Sunday, January 17, 2010

Making bird feeders (and hospitality for a heron)


The snow has all but gone and happily all the bike racks were full again this sunny morning.

This term at Exclaimers we're looking at some very different Christian figures from the past. I'd volunteered to do St Columba this week. Looking through his story I was struck by the tale in which he prophesied the arrival of a 'guest': a storm tossed heron which would need care and feeding for three days. Among today's other activities, consequently, we made bird feeders - not that herons will be interested in these, but we've been encouraged on Radio 4 to help the birds through the cold and at the end of the month it will be the RSPB's Big Garden Birdwatch.

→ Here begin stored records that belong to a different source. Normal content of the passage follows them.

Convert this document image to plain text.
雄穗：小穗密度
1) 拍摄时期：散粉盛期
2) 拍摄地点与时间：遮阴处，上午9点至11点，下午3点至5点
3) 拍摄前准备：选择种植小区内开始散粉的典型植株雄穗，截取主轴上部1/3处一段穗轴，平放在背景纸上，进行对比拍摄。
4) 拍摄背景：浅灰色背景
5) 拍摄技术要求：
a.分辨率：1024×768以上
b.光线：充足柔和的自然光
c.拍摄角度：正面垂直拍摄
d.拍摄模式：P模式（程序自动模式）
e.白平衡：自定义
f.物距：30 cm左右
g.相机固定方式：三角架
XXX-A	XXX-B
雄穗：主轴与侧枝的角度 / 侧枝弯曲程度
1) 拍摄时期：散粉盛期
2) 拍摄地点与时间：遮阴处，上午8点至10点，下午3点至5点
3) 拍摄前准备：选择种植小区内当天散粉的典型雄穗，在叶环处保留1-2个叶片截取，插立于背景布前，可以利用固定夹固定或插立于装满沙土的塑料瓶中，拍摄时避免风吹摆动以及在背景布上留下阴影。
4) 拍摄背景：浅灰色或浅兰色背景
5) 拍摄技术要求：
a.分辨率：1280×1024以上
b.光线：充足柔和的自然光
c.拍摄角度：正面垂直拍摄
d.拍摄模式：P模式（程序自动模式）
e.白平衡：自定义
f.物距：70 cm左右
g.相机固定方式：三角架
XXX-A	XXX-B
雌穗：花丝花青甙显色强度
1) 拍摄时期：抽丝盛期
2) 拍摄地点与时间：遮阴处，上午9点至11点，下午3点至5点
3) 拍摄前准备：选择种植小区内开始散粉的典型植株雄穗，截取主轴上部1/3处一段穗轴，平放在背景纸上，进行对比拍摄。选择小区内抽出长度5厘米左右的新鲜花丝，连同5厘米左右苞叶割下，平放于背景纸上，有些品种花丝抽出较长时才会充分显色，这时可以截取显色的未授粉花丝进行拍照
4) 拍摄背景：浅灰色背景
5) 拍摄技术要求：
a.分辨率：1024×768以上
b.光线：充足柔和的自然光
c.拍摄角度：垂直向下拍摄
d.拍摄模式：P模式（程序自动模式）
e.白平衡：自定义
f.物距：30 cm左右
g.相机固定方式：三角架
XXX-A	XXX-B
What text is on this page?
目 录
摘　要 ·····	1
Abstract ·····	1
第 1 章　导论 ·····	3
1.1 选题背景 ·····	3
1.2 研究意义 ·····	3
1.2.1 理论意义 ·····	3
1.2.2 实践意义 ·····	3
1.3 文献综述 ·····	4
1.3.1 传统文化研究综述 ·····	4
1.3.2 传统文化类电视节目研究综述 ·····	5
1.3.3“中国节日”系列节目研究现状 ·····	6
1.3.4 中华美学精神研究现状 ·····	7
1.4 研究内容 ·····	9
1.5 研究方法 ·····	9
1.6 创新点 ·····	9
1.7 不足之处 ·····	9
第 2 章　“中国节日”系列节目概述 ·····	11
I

I've usually read that the lard in bird cakes needs to be heated but actually mashing with your hands works fine and avoids all the health and safety concerns of heating it. We stirred in a seed mix with meal worms plus some raisins and filled old yoghurt and cream cheese pots (we put plasticine under them and then pierced a hole through so we could poke in string to hang them from). These will need to go in the fridge for a while to set. Then we made strings of monkey nuts too. With my own, younger, kids later we made some more and found for them it made sense to pierce holes through the shells and then let them use plastic tapestry needles to pull the string through. We also made feeders with pine cones - squashing lard in and then rolling them in the seed (in the past I've done a veggie version of this with peanut butter but it isn't easy to track down unsalted peanut butter at short notice).

Since I stopped going to Oasis during the week I've been lousy at keeping an eye on the bird feeder at church. It appeared to be in the office one week and I don't know where it is now - an instance where I need to get round to delegating. The recycling seems to be happening most of the time which is great. I've stopped taking coffee grounds home due to spillages and disorganisation but these are now going into the green cone (although I think I need to put up some guidance on using the green cone as many people do not realise that the waste should only fill the sunken basket, not the cone itself).